Objection: I hate to ask favors.

  • Get over yourself. It’s okay to ask for help – we all need it at times. Allowing someone to help you strengthens your ties, and everyone benefits. And for the most part, people who accept networking calls are expecting to be asked for something. Just make sure that you know what you want. If your new connection says “what can I do for you?” you should have a clear and specific answer.

Objection: I don’t have anything to offer.

  • Develop an offer. This may be concrete, and professionally related – specific services, skills, ideas, or expertise. Or it may be personal – offer to talk to their kid about your alma mater, recommend a great book or movie. If all else fails, do not underestimate the power of simply offering your interest, enthusiasm, and admiration.

Objection: I’m no good at small-talk.

  • Forget small-talk. Cocktail party conversations about the weather are utterly forgettable. Instead, ask a big question, be provocative or even slightly controversial. Or if that feels to edgy, just be curious.

Objection: It’s overwhelming, I don’t know where to start.

  • Start by making a list, and make the list as far-reaching as you can.

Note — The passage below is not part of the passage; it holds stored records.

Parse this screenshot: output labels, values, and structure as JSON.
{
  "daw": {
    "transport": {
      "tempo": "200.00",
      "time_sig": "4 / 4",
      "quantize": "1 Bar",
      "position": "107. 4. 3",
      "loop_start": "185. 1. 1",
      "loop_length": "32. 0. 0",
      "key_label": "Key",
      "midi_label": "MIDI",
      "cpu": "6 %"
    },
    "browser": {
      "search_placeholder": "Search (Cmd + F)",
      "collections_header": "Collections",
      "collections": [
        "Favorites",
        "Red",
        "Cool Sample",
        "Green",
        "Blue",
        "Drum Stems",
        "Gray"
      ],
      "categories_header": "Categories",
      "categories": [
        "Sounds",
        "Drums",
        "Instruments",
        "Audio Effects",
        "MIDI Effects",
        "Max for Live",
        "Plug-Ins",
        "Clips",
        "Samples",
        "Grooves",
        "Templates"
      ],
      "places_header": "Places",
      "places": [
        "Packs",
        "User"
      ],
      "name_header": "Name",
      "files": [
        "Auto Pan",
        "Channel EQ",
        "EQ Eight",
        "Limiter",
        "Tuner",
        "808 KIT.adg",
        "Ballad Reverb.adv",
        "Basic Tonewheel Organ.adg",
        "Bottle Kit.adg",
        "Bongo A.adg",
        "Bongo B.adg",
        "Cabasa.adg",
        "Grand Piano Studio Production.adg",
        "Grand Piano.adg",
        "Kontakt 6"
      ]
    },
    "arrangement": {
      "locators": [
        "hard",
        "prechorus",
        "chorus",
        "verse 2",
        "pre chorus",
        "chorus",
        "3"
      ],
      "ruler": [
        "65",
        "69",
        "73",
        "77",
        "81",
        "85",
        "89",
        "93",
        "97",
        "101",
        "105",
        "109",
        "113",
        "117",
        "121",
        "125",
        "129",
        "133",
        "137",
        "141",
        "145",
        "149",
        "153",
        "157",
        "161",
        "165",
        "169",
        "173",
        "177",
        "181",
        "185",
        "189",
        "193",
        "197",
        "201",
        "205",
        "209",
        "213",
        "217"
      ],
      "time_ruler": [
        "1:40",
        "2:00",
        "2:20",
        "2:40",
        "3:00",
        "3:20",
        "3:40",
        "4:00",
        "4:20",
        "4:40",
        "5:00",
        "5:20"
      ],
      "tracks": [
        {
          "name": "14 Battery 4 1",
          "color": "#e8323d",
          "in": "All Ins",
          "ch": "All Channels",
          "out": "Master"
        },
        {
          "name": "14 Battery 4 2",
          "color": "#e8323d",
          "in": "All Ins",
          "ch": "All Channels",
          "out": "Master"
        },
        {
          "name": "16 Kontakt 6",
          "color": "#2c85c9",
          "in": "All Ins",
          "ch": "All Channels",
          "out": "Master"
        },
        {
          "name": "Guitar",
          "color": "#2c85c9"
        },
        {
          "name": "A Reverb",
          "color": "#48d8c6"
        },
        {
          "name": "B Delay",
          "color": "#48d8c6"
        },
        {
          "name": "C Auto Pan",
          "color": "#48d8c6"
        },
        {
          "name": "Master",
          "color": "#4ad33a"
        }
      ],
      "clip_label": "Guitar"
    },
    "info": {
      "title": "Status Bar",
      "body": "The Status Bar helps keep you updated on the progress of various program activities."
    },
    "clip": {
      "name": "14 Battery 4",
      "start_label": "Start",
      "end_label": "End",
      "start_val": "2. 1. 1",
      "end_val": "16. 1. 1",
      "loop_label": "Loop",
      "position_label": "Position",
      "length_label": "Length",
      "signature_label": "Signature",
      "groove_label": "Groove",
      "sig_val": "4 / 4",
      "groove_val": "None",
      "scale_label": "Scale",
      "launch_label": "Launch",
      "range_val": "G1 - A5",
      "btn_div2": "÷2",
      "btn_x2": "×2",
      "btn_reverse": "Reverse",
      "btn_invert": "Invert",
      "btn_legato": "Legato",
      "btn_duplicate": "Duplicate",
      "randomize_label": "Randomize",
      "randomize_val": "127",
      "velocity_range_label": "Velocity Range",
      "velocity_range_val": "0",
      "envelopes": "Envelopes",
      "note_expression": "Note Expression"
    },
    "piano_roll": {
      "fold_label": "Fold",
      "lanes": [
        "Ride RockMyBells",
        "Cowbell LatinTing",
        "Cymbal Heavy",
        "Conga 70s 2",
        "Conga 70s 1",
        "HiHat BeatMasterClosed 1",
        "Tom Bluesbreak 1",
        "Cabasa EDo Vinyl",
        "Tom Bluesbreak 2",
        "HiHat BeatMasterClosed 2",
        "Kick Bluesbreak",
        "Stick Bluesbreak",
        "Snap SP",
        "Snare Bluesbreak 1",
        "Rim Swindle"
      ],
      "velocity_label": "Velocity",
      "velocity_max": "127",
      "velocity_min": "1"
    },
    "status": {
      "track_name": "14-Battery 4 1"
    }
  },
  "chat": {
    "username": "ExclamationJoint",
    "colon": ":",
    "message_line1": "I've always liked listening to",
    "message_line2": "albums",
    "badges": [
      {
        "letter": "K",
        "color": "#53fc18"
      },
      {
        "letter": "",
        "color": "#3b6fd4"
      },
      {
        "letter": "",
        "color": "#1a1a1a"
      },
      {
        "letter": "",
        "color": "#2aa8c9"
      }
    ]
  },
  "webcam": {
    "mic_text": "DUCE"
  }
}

Statistically, your weaker ties are more likely to be productive. Be organized – a spreadsheet is good – and include contact information and a place to write notes on your interactions. Once you’ve got an initial list, start making calls or emailing. It gets easier after the first few.

Networking is no longer just the province of job-seekers. Expanding your relationships and extending your reach is a lifelong process. Yes, you need to do it with particular focus when you are looking for a job. But don’t stop there. Continue connecting to others in your field or in an area of interest. Relationship building is an essential part of ongoing professional and human development. It will stand you in good stead when the time comes to make a change. But more importantly, you will enrich your life and the lives of your connections. You may even make some really good friends.